We were out by the tracks to see if the train would flatten a penny. We’d seen these pennies before, cupped in the palms of adults or more fortunate children. We were determined to make that particular day the one of our own becoming, a day we’d share with less fortunate children in our own unknowable futures.

We often pass childhood off as a fairy tale, thinking of the fun and games. And yet, my childhood, like many others, was more like something from the Brothers Grimm, enchanted and dangerous both. There was a possibility the train would derail, or that we, through some act of stupidity or bravery, would wind up on the tracks. We did not know then that all of life was to be like that afternoon, that the mere act of existence is a risk—driving on a freeway, waking in the morning, taking the late train home, talking with a stranger deep into the night.

I’ll never forget the enchantment and fear of that day. We ached for arrival and absence, yearning for the train’s whistle and fearing it, wanting our parents to remain away forever, so we could experience something for once, and wanting them to gather us in their arms, tousle our hair, and assure us we would always be safe.

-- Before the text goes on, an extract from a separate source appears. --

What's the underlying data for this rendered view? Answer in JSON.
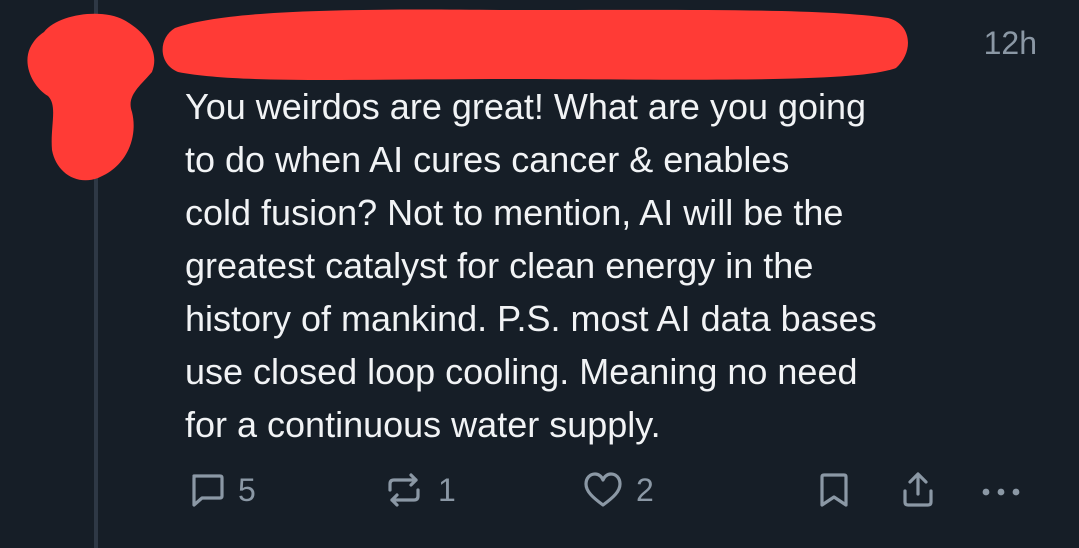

What if things had gone on a different track? What if the train had come earlier? Or we’d decided to throw rocks at it? Or placed the penny down at the wrong moment? Perhaps a universe exists where the train did come; where the solid black cars flattened the grass and slid over a penny. Perhaps a universe exists where the train never came at all, where we stood with muddy shoes waiting in silence for something absent, like love affairs with women whose faces are now gone to us. Perhaps a universe exists where I stepped out onto the tracks and discovered the mystery. In that universe, the train exists, but I, and this piece of writing, and therefore you, no longer exist. Instead, we are riding along together into another place.
A Wedding

She wore white that day, as is the contemporary custom. Apparently, we’ve Queen Victoria to thank for the tradition. We’re also to thank her for the presence of bridesmaids to carry the train. And, it becomes quickly apparent why the woman had an entire era of western literature named in her honor. She’s commandeered at least two major elements of the most momentous day in people’s lives, or at least the day with the most riding on it. Samuel Johnson said of his friend Thomas Carlyle, “It was a blessing he and his wife Jane married one another: thereby making only two people unhappy, rather than four.”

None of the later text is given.